Trainingstipps für die Tage der Periode
So gestalten Sie Ihr Training zyklusorientierter:
- Verfolgen Sie Ihren Zyklus, um Ihre Energieverläufe besser zu verstehen;
- Achten Sie darauf, ausreichend Flüssigkeit zu sich zu nehmen, insbesondere während der Lutealphase;
- Wählen Sie während des PMS gelenkschonende Trainingsformen;
- Krafttraining und HIIT-Training während der Menstruation;
- Legen Sie im Zeitraum um den Eisprung herum besonderen Wert auf Aufwärm- und Abkühlübungen;
- Lass die Ruhetage nicht aus: Erholung ist Teil des Fortschritts.

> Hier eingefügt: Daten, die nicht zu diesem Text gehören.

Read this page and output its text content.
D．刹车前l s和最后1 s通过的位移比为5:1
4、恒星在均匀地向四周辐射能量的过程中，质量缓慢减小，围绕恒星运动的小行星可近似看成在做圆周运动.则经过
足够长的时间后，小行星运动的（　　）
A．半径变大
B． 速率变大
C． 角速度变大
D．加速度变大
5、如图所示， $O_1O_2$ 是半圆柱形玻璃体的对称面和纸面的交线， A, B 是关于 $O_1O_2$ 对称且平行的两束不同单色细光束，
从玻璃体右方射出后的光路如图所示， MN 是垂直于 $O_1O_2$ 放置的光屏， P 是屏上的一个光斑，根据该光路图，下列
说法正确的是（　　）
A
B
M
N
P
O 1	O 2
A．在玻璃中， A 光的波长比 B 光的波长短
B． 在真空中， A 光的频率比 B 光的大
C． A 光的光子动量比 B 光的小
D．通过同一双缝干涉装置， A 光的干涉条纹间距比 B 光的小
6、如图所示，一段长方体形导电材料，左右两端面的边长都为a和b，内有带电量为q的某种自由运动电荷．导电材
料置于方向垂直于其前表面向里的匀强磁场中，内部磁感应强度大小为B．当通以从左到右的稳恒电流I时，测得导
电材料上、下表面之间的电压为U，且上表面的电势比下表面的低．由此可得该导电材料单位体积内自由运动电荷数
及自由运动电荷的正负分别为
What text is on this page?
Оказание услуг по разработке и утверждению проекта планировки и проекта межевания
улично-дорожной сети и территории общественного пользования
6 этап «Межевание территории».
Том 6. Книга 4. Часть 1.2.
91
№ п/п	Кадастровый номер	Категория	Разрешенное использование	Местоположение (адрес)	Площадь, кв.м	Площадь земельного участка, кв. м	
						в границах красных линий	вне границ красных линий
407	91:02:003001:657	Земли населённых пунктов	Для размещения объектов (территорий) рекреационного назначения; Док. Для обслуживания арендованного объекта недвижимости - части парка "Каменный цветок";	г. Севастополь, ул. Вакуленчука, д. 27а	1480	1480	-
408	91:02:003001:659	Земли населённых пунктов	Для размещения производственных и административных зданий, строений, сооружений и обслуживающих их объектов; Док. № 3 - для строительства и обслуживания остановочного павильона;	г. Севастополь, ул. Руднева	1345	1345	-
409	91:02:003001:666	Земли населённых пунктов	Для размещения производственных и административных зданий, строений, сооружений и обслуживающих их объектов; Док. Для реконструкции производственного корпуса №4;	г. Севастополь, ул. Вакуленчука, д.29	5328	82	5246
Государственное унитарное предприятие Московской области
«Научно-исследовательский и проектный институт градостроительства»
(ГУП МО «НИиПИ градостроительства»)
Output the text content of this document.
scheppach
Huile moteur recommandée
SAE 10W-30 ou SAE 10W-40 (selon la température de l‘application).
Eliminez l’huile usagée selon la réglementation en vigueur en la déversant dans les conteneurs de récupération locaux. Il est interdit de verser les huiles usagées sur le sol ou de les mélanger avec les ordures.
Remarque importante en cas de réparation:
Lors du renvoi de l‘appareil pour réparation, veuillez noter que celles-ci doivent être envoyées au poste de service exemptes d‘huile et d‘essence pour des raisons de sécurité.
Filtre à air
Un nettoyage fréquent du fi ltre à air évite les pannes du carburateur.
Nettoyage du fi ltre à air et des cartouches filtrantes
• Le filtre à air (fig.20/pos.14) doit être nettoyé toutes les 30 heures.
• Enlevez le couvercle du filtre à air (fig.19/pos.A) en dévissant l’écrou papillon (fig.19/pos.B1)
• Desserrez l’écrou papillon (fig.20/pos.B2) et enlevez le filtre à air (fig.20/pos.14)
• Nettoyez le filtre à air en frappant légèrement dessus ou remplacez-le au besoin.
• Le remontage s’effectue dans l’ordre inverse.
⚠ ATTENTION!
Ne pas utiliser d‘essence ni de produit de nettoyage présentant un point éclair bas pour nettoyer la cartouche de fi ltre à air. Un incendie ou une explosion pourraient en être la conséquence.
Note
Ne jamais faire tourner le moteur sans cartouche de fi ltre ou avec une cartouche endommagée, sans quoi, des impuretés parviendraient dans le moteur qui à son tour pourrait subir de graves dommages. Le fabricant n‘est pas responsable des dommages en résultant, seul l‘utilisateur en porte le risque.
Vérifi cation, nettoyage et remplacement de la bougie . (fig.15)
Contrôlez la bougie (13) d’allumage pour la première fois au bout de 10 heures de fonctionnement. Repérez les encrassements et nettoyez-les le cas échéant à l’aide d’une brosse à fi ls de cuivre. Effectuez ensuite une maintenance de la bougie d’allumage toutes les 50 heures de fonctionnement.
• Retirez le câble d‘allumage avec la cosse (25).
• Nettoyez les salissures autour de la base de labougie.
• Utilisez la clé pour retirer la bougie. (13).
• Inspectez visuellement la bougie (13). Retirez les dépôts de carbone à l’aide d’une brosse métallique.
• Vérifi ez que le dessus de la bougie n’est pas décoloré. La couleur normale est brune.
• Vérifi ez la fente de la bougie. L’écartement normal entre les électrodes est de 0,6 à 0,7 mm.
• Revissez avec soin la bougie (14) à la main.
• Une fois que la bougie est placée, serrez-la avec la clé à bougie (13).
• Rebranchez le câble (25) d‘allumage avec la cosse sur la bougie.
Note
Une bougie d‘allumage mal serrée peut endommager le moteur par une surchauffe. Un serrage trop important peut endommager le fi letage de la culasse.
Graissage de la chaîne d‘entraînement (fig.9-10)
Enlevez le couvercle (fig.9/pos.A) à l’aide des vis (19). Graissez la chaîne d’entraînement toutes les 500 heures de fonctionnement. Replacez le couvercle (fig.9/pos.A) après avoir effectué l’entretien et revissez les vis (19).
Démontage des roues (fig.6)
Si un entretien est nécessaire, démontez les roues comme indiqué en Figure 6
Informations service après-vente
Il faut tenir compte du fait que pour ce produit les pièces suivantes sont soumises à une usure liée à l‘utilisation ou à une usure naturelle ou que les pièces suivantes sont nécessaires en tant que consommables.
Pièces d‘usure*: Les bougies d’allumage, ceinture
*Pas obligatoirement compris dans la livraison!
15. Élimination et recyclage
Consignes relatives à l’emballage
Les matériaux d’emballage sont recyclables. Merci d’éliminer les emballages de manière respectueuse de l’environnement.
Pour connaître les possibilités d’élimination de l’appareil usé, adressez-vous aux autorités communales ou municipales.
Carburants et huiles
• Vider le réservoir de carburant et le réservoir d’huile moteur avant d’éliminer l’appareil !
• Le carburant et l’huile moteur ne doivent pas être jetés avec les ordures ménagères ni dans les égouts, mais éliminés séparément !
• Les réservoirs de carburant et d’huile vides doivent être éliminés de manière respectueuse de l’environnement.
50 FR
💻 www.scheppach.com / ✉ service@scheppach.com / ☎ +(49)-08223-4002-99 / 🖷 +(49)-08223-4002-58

Dein Menstruationszyklus ist kein Hindernis – er ist ein Leitfaden. Wenn du deine Hormone verstehst und dein Training entsprechend anpasst, wirst du dich stärker, ausgeglichener und besser in der Lage fühlen, deinen Fitnessweg selbst zu gestalten. Ganz gleich, ob du Gewichte stemmst, Yoga praktizierst oder einfach nur im Park spazieren gehst – dein Körper verdient Bewegung, die seinem Rhythmus gerecht wird.